Freddie Mac: Best solution for multifamily financing is securitization

The four-year old Freddie MacMultifamily securitization program provides investors, borrowers and taxpayers financed in the government-sponsored enterprise with profit generation and transfer of risk away from the company, according the vice president of pricing, costing and capital deployment Mitchell Resnick of Freddie Mac. 

 

“Borrowers who choose to sell us a loan for securitization instead of selling it to us to hold in our portfolio receive lower cost financing,” said spokesperson Patti Boerger with Freddie Mac. “This helps keep the rental financing market liquid and rentals affordable.  The vast majority of Multifamily mortgages we purchase are for rentals that are affordable to those earning less than the  local area median income.”

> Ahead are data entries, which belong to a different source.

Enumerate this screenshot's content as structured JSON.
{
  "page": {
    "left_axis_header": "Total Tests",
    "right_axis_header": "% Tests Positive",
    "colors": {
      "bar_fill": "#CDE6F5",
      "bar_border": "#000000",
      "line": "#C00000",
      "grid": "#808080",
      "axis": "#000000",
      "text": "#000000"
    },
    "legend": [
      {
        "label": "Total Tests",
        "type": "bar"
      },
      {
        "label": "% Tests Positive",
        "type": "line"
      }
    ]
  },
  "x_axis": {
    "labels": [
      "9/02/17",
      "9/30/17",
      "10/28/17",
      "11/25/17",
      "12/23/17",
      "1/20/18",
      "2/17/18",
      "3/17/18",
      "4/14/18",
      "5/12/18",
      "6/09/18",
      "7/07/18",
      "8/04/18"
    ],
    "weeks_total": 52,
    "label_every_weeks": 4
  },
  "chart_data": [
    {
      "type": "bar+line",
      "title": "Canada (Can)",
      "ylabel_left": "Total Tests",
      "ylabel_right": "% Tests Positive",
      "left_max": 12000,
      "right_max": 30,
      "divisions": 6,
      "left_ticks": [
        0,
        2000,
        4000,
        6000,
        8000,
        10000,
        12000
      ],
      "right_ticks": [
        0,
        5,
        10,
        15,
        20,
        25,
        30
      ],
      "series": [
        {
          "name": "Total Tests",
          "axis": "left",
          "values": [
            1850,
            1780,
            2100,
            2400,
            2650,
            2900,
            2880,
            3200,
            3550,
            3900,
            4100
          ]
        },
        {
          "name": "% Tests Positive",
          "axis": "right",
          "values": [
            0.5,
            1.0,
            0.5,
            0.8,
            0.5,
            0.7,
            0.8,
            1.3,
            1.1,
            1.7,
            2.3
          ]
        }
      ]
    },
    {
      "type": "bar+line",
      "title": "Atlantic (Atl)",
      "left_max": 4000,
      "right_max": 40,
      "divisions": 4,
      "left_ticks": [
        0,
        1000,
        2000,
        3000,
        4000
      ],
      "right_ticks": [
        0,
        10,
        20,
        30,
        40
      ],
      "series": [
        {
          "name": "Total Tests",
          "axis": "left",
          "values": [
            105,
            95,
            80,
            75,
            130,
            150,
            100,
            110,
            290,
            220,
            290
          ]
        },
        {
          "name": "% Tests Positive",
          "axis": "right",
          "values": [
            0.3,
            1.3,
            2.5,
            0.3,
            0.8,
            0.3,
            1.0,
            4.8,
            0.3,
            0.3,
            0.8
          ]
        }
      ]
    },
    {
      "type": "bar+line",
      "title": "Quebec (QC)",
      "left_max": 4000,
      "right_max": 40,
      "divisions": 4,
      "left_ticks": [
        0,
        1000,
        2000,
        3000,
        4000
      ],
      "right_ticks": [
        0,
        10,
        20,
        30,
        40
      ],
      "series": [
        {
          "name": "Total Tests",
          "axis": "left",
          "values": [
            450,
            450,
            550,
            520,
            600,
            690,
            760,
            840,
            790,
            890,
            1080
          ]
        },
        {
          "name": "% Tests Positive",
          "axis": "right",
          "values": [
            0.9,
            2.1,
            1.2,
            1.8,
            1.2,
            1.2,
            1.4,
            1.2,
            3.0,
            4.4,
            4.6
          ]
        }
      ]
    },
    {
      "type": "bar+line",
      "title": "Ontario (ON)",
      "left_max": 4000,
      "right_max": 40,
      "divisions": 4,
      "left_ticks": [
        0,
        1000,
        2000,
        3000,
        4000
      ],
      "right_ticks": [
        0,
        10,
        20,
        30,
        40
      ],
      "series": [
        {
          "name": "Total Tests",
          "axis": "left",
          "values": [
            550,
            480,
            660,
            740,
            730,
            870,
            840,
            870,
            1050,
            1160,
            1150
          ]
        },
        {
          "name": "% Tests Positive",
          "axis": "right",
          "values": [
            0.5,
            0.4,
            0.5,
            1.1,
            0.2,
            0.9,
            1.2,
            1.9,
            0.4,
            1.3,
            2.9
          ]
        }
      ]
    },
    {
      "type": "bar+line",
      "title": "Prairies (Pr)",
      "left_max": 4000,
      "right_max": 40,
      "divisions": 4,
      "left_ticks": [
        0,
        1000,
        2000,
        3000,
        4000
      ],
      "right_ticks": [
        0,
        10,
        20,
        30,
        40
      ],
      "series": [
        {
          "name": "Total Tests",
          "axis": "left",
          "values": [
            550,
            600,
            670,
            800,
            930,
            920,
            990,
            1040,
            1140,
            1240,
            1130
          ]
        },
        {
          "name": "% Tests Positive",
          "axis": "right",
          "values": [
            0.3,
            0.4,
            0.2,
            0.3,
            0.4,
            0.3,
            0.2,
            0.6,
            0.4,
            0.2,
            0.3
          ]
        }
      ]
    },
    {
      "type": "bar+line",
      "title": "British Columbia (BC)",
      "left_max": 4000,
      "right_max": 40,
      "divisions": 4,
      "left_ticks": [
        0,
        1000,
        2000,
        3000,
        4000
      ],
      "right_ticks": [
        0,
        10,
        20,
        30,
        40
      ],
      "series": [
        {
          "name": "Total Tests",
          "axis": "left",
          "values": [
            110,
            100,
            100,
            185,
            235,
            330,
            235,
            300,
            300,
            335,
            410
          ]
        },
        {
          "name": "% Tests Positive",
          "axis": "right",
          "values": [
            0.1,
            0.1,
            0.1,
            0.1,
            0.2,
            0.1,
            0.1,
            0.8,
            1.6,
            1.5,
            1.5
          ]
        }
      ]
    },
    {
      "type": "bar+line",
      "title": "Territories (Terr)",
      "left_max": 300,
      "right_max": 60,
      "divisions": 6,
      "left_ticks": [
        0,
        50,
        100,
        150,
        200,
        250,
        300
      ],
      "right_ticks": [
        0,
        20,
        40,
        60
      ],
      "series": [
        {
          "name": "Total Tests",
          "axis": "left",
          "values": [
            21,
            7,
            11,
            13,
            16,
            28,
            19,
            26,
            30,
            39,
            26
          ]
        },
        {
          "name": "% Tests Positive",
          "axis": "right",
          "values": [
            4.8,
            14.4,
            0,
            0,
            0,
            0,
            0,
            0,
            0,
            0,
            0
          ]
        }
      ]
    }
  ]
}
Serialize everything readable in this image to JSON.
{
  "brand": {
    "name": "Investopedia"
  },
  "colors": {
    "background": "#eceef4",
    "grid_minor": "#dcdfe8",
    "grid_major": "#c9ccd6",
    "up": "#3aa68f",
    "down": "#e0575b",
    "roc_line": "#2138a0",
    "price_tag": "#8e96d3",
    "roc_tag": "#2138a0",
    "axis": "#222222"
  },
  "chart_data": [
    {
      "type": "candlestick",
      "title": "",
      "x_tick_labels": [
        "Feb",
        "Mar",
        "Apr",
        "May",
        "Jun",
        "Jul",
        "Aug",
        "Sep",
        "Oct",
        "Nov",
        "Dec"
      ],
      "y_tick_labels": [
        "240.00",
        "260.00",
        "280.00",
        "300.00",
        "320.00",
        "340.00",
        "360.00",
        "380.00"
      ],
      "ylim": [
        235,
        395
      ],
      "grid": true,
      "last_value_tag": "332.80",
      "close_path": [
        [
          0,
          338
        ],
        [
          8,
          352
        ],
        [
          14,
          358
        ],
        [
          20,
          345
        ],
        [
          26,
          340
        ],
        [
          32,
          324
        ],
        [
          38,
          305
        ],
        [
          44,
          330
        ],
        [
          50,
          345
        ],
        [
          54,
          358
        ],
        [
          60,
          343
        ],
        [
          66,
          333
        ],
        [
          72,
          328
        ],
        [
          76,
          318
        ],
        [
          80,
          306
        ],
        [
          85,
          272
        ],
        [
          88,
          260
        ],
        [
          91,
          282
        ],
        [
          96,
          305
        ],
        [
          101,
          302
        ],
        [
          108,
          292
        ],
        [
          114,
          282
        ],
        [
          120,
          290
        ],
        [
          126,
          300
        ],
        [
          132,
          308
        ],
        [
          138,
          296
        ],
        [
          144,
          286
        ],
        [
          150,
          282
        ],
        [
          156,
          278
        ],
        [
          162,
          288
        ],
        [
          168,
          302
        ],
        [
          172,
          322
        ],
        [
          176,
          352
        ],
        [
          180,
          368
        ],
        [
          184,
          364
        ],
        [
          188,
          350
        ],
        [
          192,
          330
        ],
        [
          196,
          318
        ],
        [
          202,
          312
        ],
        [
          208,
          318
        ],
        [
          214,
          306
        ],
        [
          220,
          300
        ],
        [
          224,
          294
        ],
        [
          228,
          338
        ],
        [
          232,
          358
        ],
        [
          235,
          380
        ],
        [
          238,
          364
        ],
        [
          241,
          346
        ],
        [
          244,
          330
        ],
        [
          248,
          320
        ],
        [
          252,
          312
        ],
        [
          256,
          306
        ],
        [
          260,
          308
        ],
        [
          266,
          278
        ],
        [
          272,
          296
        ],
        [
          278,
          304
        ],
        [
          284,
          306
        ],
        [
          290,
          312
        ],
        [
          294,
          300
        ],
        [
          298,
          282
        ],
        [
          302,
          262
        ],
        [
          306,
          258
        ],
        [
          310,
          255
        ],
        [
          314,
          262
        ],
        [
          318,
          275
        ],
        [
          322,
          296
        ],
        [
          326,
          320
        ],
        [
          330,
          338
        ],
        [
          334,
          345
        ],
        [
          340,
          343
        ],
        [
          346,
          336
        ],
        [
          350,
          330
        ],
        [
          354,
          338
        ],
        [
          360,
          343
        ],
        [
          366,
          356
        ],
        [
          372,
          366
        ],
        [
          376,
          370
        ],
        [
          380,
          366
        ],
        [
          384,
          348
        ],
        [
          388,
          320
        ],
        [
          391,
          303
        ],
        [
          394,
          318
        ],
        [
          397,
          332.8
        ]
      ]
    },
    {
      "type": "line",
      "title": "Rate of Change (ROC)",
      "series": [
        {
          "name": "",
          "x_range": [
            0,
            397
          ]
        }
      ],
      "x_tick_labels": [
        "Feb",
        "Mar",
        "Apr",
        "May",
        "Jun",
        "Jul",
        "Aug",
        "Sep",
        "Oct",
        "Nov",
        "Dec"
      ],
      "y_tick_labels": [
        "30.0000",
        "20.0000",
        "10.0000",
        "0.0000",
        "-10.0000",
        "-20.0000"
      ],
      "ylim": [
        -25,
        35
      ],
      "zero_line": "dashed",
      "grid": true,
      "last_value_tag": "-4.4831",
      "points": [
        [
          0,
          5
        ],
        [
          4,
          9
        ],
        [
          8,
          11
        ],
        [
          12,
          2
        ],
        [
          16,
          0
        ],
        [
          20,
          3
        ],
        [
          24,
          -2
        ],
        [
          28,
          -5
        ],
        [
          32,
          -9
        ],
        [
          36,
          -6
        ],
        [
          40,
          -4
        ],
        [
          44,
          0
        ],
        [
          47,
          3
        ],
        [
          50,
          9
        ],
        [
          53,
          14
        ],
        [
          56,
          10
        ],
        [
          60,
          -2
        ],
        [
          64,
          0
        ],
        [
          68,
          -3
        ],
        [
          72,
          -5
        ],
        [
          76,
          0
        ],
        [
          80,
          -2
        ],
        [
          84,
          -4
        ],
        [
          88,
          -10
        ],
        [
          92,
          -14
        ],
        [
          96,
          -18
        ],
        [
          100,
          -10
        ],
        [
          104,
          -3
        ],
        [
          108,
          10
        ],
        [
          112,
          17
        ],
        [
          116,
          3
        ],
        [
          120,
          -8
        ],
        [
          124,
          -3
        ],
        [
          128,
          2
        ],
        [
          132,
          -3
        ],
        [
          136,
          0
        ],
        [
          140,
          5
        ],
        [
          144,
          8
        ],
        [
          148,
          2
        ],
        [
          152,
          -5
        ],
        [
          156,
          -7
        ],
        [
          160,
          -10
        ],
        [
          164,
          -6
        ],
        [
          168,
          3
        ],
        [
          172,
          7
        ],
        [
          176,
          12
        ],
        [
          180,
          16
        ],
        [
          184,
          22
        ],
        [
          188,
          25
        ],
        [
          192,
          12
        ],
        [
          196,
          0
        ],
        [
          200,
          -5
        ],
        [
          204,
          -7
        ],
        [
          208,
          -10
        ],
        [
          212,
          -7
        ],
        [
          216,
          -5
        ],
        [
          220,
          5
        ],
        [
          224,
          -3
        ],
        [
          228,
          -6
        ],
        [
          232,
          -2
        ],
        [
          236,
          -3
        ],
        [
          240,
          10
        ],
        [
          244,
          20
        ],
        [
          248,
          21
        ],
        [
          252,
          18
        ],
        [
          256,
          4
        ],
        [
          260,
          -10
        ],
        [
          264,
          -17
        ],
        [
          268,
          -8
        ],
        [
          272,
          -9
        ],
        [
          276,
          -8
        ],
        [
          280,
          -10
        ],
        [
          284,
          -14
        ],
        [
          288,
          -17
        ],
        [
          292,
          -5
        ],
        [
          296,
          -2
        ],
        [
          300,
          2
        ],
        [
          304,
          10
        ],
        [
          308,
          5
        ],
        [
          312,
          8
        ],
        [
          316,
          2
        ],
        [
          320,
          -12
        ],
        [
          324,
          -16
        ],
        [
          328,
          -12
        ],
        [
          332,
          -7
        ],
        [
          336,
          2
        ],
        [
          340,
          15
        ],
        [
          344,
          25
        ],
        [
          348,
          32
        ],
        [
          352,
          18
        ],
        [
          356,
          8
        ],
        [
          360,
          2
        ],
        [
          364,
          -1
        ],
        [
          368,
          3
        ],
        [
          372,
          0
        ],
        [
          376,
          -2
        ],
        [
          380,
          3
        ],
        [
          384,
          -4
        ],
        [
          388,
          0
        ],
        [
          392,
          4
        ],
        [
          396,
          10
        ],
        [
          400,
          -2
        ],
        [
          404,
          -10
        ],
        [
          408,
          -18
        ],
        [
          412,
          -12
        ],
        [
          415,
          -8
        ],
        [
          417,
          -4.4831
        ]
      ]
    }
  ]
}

Rental leasing volumes rose each month for the past two years, according to CoreLogic, and are expected to continue to rise.  

The majority of the Freddie Mac multifamily business comes through the Capital Markets Execution product, where the GSE purchases mortgages secured by apartment housing from an approved lender network, and then pools and sells the loans as commercial mortgage-backed securities, or Freddie K-Deals.

Each K-Deal is about $1.2 billion in senior, guaranteed bonds and about $200 million in unguaranteed subordinate bonds, which accounts for the majority of the loan risk. The risk of losses is then transferred up the capital stack to the bonds guaranteed.

If a loan were to experience losses, the subordinated bonds already sold to third-party investors would absorb it, thereby lessening the risk to the issuer Freddie Mac and by extension the American taxpayer. 

“Securitization is the best vehicle we have for pairing our borrowers’ financing needs with the risk appetite and return requirements of a diverse group of capital markets investors,” Resnick said in a blogpost on Freddie Mac’s website.

Freddie Mac uses a prior approval underwriting process to manage the risk associated with any individual loan. In-house underwriters make credit decisions based on various factors including strength of sponsors, cash equity and historical property operations.

As a result, the GSE has posted $40 billion of settled K-Deals since its creation in 2008.